Let’s unpack this vision. What are the goals we need to achieve to make it a reality?
- We need a competitive economy that is diversified, innovative, and clean, which means exporting low-carbon commodities, goods and services, and clean technologies to meet growing global demand.
- Canadians who have lost their jobs would find new, secure jobs, thanks to immediate support for workers across every province—particularly those whose jobs may not return—in the form of training and retraining, aligning skill sets with an evolving labour market.
- And while kickstarting the economy, we wouldn’t do so at the expense of a clean environment.

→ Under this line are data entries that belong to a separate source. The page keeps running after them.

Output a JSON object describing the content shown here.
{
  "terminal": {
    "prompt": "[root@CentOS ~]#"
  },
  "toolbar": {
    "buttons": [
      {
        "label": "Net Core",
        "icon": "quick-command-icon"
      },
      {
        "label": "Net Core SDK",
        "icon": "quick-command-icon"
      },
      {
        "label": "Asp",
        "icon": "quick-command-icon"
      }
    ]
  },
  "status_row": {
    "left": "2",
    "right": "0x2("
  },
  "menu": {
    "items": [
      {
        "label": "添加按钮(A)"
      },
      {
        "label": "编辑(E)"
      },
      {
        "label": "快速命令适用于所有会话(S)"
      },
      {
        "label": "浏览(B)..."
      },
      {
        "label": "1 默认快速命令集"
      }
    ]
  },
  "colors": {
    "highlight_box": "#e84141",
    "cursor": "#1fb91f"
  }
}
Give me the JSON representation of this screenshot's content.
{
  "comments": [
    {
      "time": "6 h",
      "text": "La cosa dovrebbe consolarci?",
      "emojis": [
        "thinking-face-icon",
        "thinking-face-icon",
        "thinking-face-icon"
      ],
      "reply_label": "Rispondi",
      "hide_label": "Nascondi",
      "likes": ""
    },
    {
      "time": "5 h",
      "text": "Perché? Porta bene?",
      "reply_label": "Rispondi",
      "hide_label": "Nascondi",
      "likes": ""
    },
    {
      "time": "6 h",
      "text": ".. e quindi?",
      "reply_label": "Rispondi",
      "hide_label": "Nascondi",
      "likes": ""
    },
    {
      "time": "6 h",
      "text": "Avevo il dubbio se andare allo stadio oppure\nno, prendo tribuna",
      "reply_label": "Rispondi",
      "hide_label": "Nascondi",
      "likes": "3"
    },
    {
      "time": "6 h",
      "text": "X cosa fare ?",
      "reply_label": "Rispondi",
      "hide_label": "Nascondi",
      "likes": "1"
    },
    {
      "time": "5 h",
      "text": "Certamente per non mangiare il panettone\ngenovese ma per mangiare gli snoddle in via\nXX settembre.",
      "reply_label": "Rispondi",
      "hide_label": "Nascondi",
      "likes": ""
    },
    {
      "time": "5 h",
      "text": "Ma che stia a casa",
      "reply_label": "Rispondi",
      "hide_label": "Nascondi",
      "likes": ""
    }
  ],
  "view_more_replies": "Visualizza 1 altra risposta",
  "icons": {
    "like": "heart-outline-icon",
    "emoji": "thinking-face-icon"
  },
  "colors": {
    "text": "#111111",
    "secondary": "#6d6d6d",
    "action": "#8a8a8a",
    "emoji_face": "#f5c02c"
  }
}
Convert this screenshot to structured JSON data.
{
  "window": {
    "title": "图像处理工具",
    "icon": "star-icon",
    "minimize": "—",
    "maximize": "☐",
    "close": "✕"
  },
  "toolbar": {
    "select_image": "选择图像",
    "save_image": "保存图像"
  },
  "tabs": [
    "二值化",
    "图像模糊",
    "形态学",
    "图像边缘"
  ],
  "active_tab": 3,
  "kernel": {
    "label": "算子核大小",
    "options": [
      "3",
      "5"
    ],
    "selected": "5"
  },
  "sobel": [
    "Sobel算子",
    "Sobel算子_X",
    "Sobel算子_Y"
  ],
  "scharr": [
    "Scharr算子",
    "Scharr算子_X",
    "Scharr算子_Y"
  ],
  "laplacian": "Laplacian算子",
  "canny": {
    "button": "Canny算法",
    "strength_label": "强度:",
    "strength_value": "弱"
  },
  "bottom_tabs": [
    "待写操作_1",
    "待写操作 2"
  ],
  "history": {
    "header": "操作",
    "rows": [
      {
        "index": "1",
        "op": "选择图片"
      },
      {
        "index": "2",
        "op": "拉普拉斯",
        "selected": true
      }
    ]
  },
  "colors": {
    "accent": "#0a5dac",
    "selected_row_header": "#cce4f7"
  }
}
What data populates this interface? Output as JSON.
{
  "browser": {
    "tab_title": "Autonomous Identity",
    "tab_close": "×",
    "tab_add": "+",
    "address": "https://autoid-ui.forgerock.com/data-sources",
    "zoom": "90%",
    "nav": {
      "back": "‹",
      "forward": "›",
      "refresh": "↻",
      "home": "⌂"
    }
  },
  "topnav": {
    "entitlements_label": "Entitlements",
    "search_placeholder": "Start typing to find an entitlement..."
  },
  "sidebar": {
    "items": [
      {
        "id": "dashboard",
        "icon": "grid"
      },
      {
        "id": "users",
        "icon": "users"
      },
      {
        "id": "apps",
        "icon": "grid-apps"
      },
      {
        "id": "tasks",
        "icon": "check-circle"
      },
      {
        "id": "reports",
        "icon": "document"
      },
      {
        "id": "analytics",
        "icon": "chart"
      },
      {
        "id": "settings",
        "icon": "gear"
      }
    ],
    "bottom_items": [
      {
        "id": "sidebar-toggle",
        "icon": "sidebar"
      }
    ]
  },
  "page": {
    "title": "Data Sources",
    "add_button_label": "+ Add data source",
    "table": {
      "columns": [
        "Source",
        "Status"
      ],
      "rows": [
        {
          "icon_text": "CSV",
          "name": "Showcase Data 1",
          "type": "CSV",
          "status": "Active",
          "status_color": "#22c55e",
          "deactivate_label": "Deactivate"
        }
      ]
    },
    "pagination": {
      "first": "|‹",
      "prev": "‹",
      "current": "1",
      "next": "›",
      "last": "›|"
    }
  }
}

We need to continue to protect our forests, parks, and oceans while reducing single-use plastics and other forms of waste.
- From the small town to the big city, all Canadian communities must be safe, healthy, connected, and prosperous. That means reliable internet access and transit options, efficient buildings in which to live and work, and shorter commutes with less air pollution.
- And lastly, Canada should build on the Pan-Canadian Framework on Clean Growth and Climate Change, helping us meet our 2050 net-zero climate commitments while creating jobs in the fast-growing clean energy sector.
Achieving these goals will require that governments deploy several strategies to train our workforce, re-tool industries to compete, build clean, and send clear policy signals.
As International Energy Agency executive director Fatih Birol recently put it, “rather than compounding the (coronavirus) tragedy by allowing it to hinder clean energy transitions, we need to seize the opportunity to help accelerate them.”
To that end, industry and non-profit leaders representing Canada’s clean energy sector—including renewable power, energy efficiency, cleantech, advanced biofuels and electric transportation—have submitted an open letter to Prime Minister Trudeau calling on the federal government to introduce clean-energy-focused stimulus in order to build a more resilient economy.
And Canada won’t be alone in putting a “climate lens” on its recovery efforts. From New Zealand to South Korea to the EU, a focus is being put on aligning economic recovery with the energy transition and climate action.
The COVID-19 pandemic, like climate change, isn’t a “black swan” event but a “gray rhino” (”highly obvious, highly probable, but still neglected dangers”). Risk expert Michele Wucker, who came up with the “gray rhino” metaphor, notes that “it matters immensely that decision-makers view risks as gray rhinos instead of obsess in vain about black swans, because we can see gray rhinos in front of us, but black swans by definition only appear in the rearview window. That means we have a chance to do something about gray rhinos. And, in fact, most so-called black swans happen because people ignored the gray rhinos.”
The gray rhino of climate change clearly stands before us. The world is wondering what would have happened if we took more proactive measures to stem the coronavirus. There’s a lesson here.